In 2012, Millard and Podbielski started a pop-up restaurant series called the Coquine Supper Club at Dancing Roots Farm in Troutdale, Oregon, wineries, and special events. Millard and Podbielski opened Coquine in July 2015 serving only dinner and expecting to operate primarily as a coffee shop. On August 7, 2015, Coquine began serving counter service lunch and breakfast.

In July 2017, Coquine began serving full service lunch.

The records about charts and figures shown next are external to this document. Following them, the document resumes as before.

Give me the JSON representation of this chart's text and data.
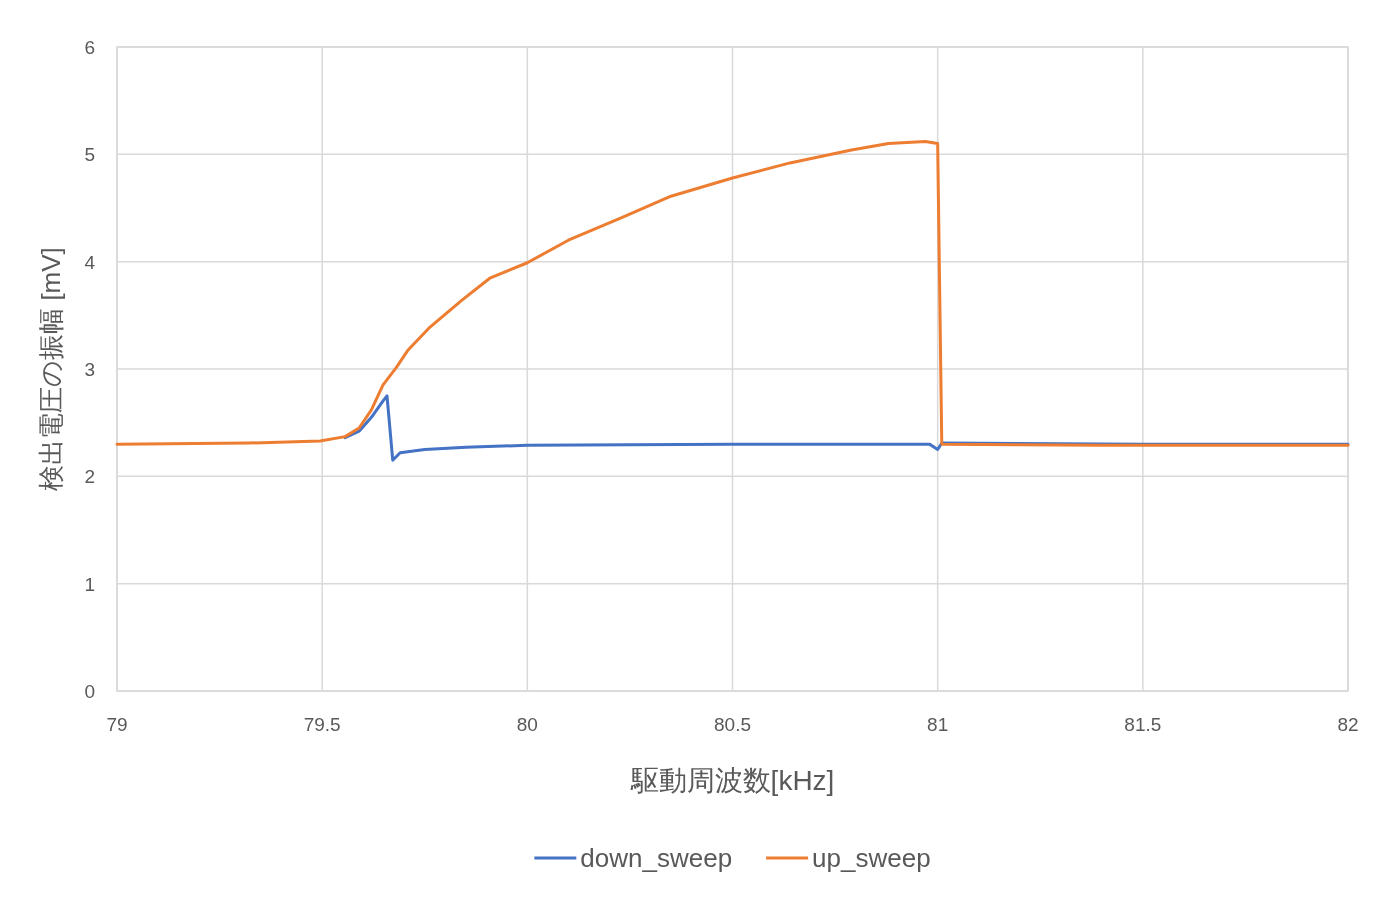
{
  "chart_data": {
    "type": "line",
    "xlabel": "駆動周波数[kHz]",
    "ylabel": "検出電圧の振幅 [mV]",
    "xlim": [
      79,
      82
    ],
    "ylim": [
      0,
      6
    ],
    "xticks": [
      79,
      79.5,
      80,
      80.5,
      81,
      81.5,
      82
    ],
    "yticks": [
      0,
      1,
      2,
      3,
      4,
      5,
      6
    ],
    "grid": true,
    "legend": "bottom",
    "series": [
      {
        "name": "down_sweep",
        "color": "#4472c4",
        "x": [
          79.556,
          79.59,
          79.62,
          79.648,
          79.658,
          79.672,
          79.69,
          79.75,
          79.85,
          80.0,
          80.5,
          80.98,
          81.0,
          81.01,
          81.5,
          82.0
        ],
        "values": [
          2.36,
          2.42,
          2.55,
          2.7,
          2.75,
          2.15,
          2.22,
          2.25,
          2.27,
          2.29,
          2.3,
          2.3,
          2.25,
          2.31,
          2.3,
          2.3
        ]
      },
      {
        "name": "up_sweep",
        "color": "#ed7d31",
        "x": [
          79.0,
          79.32,
          79.495,
          79.556,
          79.59,
          79.62,
          79.648,
          79.68,
          79.71,
          79.76,
          79.84,
          79.91,
          80.0,
          80.1,
          80.23,
          80.35,
          80.5,
          80.64,
          80.79,
          80.88,
          80.97,
          81.0,
          81.01,
          81.4,
          82.0
        ],
        "values": [
          2.3,
          2.31,
          2.33,
          2.37,
          2.45,
          2.62,
          2.85,
          3.01,
          3.18,
          3.38,
          3.64,
          3.85,
          3.99,
          4.2,
          4.41,
          4.61,
          4.78,
          4.92,
          5.04,
          5.1,
          5.12,
          5.1,
          2.3,
          2.29,
          2.29
        ]
      }
    ]
  }
}
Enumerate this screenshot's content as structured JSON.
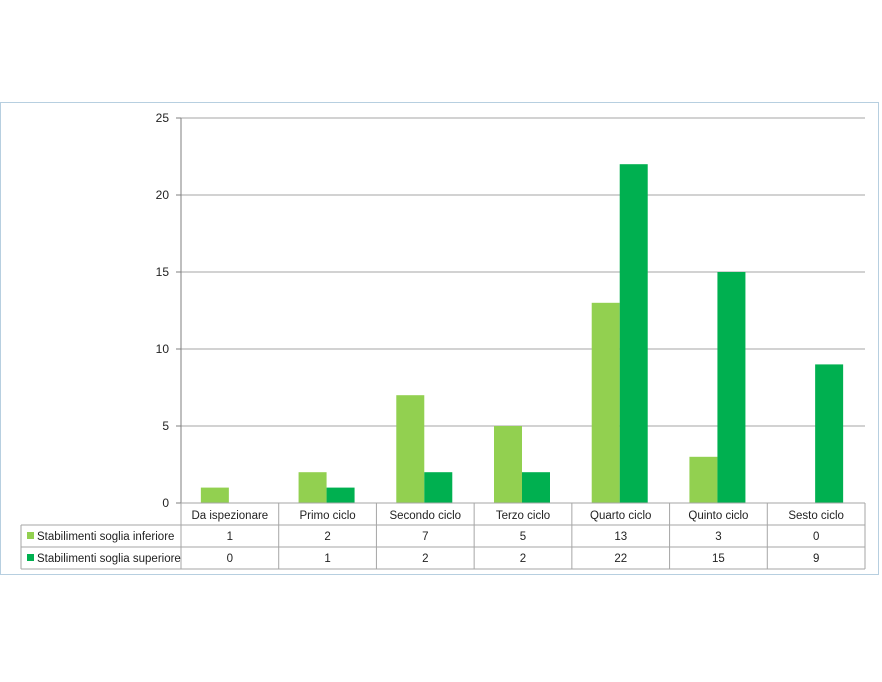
{
  "chart_data": {
    "type": "bar",
    "title": "",
    "xlabel": "",
    "ylabel": "",
    "ylim": [
      0,
      25
    ],
    "yticks": [
      0,
      5,
      10,
      15,
      20,
      25
    ],
    "grid": true,
    "legend": "data-table-left",
    "categories": [
      "Da ispezionare",
      "Primo ciclo",
      "Secondo ciclo",
      "Terzo ciclo",
      "Quarto ciclo",
      "Quinto ciclo",
      "Sesto ciclo"
    ],
    "series": [
      {
        "name": "Stabilimenti soglia inferiore",
        "color": "#92d050",
        "values": [
          1,
          2,
          7,
          5,
          13,
          3,
          0
        ]
      },
      {
        "name": "Stabilimenti soglia superiore",
        "color": "#00b050",
        "values": [
          0,
          1,
          2,
          2,
          22,
          15,
          9
        ]
      }
    ]
  }
}
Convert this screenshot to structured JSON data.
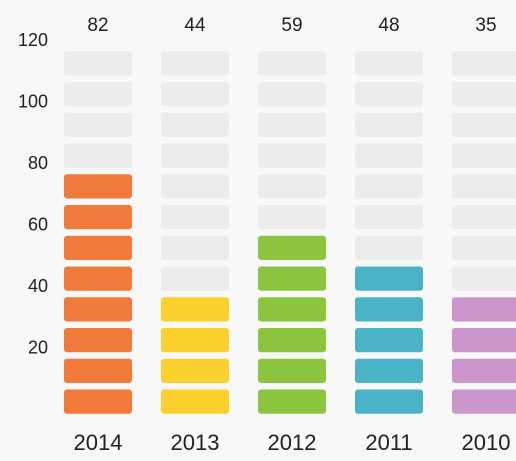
{
  "chart_data": {
    "type": "bar",
    "title": "",
    "xlabel": "",
    "ylabel": "",
    "categories": [
      "2014",
      "2013",
      "2012",
      "2011",
      "2010"
    ],
    "values": [
      82,
      44,
      59,
      48,
      35
    ],
    "value_labels": [
      "82",
      "44",
      "59",
      "48",
      "35"
    ],
    "ylim": [
      0,
      120
    ],
    "y_ticks": [
      20,
      40,
      60,
      80,
      100,
      120
    ],
    "y_tick_labels": [
      "20",
      "40",
      "60",
      "80",
      "100",
      "120"
    ],
    "segments_per_bar": 12,
    "grid": false,
    "legend": "none",
    "colors": {
      "2014": "#f07a3a",
      "2013": "#fbcf2c",
      "2012": "#8bc540",
      "2011": "#4ab3c6",
      "2010": "#cc96cc",
      "empty": "#ececec",
      "background": "#f8f8f8",
      "text": "#222222"
    }
  }
}
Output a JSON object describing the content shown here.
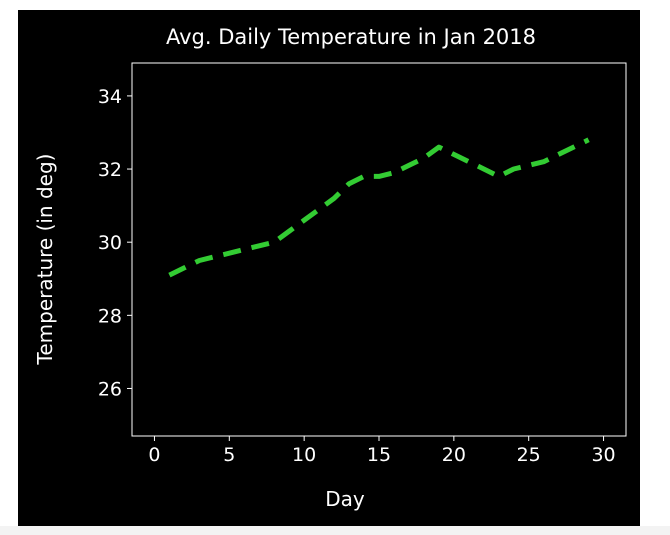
{
  "chart_data": {
    "type": "line",
    "title": "Avg. Daily Temperature in Jan 2018",
    "xlabel": "Day",
    "ylabel": "Temperature (in deg)",
    "xlim": [
      -1.5,
      31.5
    ],
    "ylim": [
      24.7,
      34.9
    ],
    "xticks": [
      0,
      5,
      10,
      15,
      20,
      25,
      30
    ],
    "yticks": [
      26,
      28,
      30,
      32,
      34
    ],
    "grid": false,
    "legend": "none",
    "series": [
      {
        "line_style": "dashed",
        "color": "#33cc33",
        "x": [
          1,
          2,
          3,
          4,
          5,
          6,
          7,
          8,
          9,
          10,
          11,
          12,
          13,
          14,
          15,
          16,
          17,
          18,
          19,
          20,
          21,
          22,
          23,
          24,
          25,
          26,
          27,
          28,
          29
        ],
        "y": [
          29.1,
          29.3,
          29.5,
          29.6,
          29.7,
          29.8,
          29.9,
          30.0,
          30.3,
          30.6,
          30.9,
          31.2,
          31.6,
          31.8,
          31.8,
          31.9,
          32.1,
          32.3,
          32.6,
          32.4,
          32.2,
          32.0,
          31.8,
          32.0,
          32.1,
          32.2,
          32.4,
          32.6,
          32.8
        ]
      }
    ]
  }
}
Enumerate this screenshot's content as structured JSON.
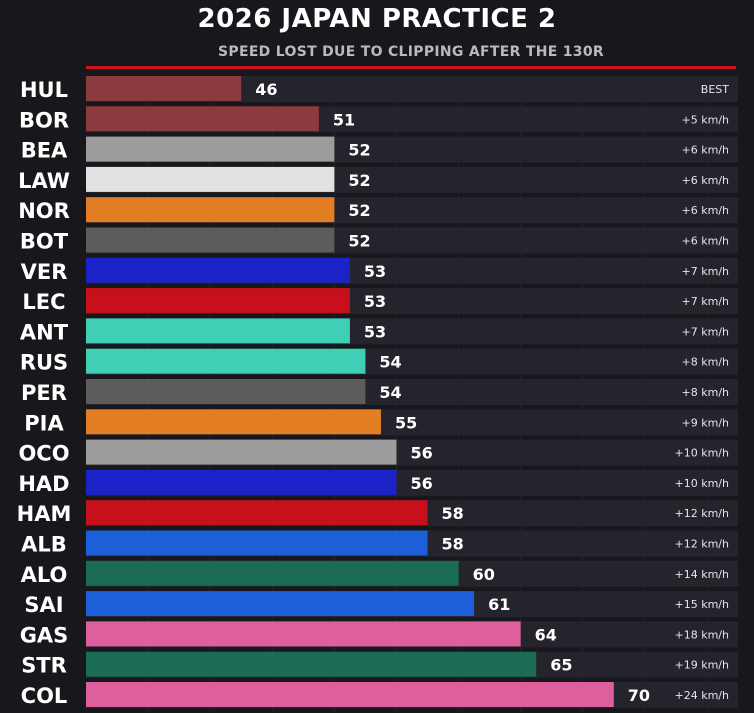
{
  "title": "2026 JAPAN PRACTICE 2",
  "subtitle": "SPEED LOST DUE TO CLIPPING AFTER THE 130R",
  "chart_data": {
    "type": "bar",
    "orientation": "horizontal",
    "title": "2026 JAPAN PRACTICE 2",
    "subtitle": "SPEED LOST DUE TO CLIPPING AFTER THE 130R",
    "xlim": [
      36,
      78
    ],
    "grid": true,
    "rows": [
      {
        "label": "HUL",
        "value": 46,
        "delta": "BEST",
        "color": "#8b3a3e"
      },
      {
        "label": "BOR",
        "value": 51,
        "delta": "+5 km/h",
        "color": "#8b3a3e"
      },
      {
        "label": "BEA",
        "value": 52,
        "delta": "+6 km/h",
        "color": "#9c9c9c"
      },
      {
        "label": "LAW",
        "value": 52,
        "delta": "+6 km/h",
        "color": "#e1e1e1"
      },
      {
        "label": "NOR",
        "value": 52,
        "delta": "+6 km/h",
        "color": "#e37e24"
      },
      {
        "label": "BOT",
        "value": 52,
        "delta": "+6 km/h",
        "color": "#5c5c5c"
      },
      {
        "label": "VER",
        "value": 53,
        "delta": "+7 km/h",
        "color": "#1b22c8"
      },
      {
        "label": "LEC",
        "value": 53,
        "delta": "+7 km/h",
        "color": "#c8101c"
      },
      {
        "label": "ANT",
        "value": 53,
        "delta": "+7 km/h",
        "color": "#3fcfb4"
      },
      {
        "label": "RUS",
        "value": 54,
        "delta": "+8 km/h",
        "color": "#3fcfb4"
      },
      {
        "label": "PER",
        "value": 54,
        "delta": "+8 km/h",
        "color": "#5c5c5c"
      },
      {
        "label": "PIA",
        "value": 55,
        "delta": "+9 km/h",
        "color": "#e37e24"
      },
      {
        "label": "OCO",
        "value": 56,
        "delta": "+10 km/h",
        "color": "#9c9c9c"
      },
      {
        "label": "HAD",
        "value": 56,
        "delta": "+10 km/h",
        "color": "#1b22c8"
      },
      {
        "label": "HAM",
        "value": 58,
        "delta": "+12 km/h",
        "color": "#c8101c"
      },
      {
        "label": "ALB",
        "value": 58,
        "delta": "+12 km/h",
        "color": "#1d5fd8"
      },
      {
        "label": "ALO",
        "value": 60,
        "delta": "+14 km/h",
        "color": "#1c6b55"
      },
      {
        "label": "SAI",
        "value": 61,
        "delta": "+15 km/h",
        "color": "#1d5fd8"
      },
      {
        "label": "GAS",
        "value": 64,
        "delta": "+18 km/h",
        "color": "#de5f9e"
      },
      {
        "label": "STR",
        "value": 65,
        "delta": "+19 km/h",
        "color": "#1c6b55"
      },
      {
        "label": "COL",
        "value": 70,
        "delta": "+24 km/h",
        "color": "#de5f9e"
      }
    ]
  }
}
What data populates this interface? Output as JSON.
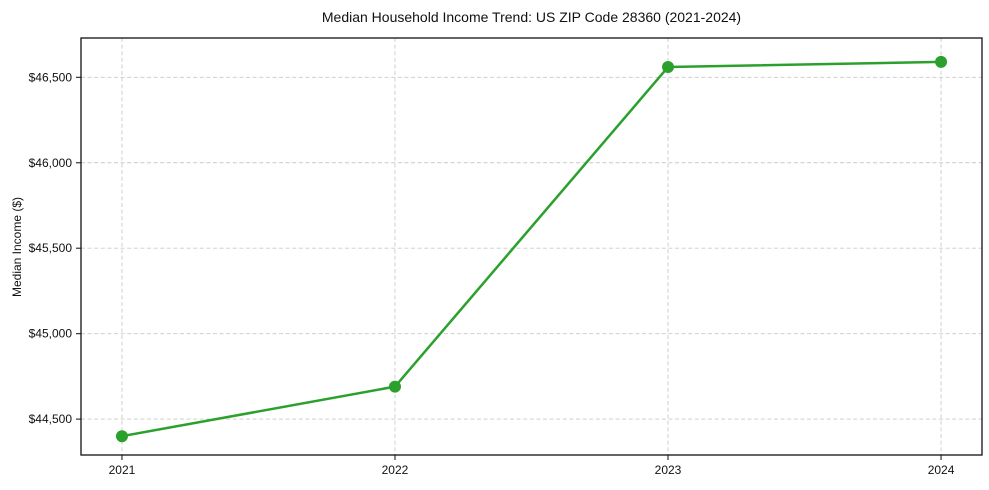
{
  "chart_data": {
    "type": "line",
    "title": "Median Household Income Trend: US ZIP Code 28360 (2021-2024)",
    "xlabel": "",
    "ylabel": "Median Income ($)",
    "x": [
      2021,
      2022,
      2023,
      2024
    ],
    "values": [
      44400,
      44690,
      46560,
      46590
    ],
    "xticks": [
      2021,
      2022,
      2023,
      2024
    ],
    "xtick_labels": [
      "2021",
      "2022",
      "2023",
      "2024"
    ],
    "yticks": [
      44500,
      45000,
      45500,
      46000,
      46500
    ],
    "ytick_labels": [
      "$44,500",
      "$45,000",
      "$45,500",
      "$46,000",
      "$46,500"
    ],
    "xlim": [
      2020.85,
      2024.15
    ],
    "ylim": [
      44290,
      46730
    ],
    "line_color": "#2ca02c",
    "marker": "circle",
    "marker_radius": 6,
    "line_width": 2.5,
    "grid": true,
    "grid_style": "dashed",
    "grid_color": "#c9c9c9",
    "background_color": "#ffffff",
    "legend": "none"
  }
}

Katy Jane's Oyster Bar has been described as a sibling restaurant to Coquine.

==Reception==
In 2015, its opening year, Coquine was named Restaurant of the Year by Eater Portland and Katy Millard was nominated for Chef of the Year. Coquine was also a finalist in the 2016 James Beard Foundation Awards and was named one of Bon Appétit's top fifty "best new restaurants". The Oregonian named Coquine the 2016 Restaurant of the Year. The newspaper's Michael Russell later included the business in a 2025 list of the 21 best restaurants in southeast Portland. He also ranked Coquine number 3 in The Oregonians 2025 list of Portland's 40 best restaurants.

In 2017, 2018, 2019, and 2020, Katy Millard was nominated by the James Beard Foundation for Best Chef: Northwest. In October 2021, Coquine was listed in the New York Times' 2021 Restaurant List as one of "50 places in America we're most excited about right now." Coquine Market was included in Time Out Portlands 2025 list of the city's eighteen best restaurants. Hannah Wallace included the business in Condé Nast Travelers 2025 list of Portland's 23 best restaurants.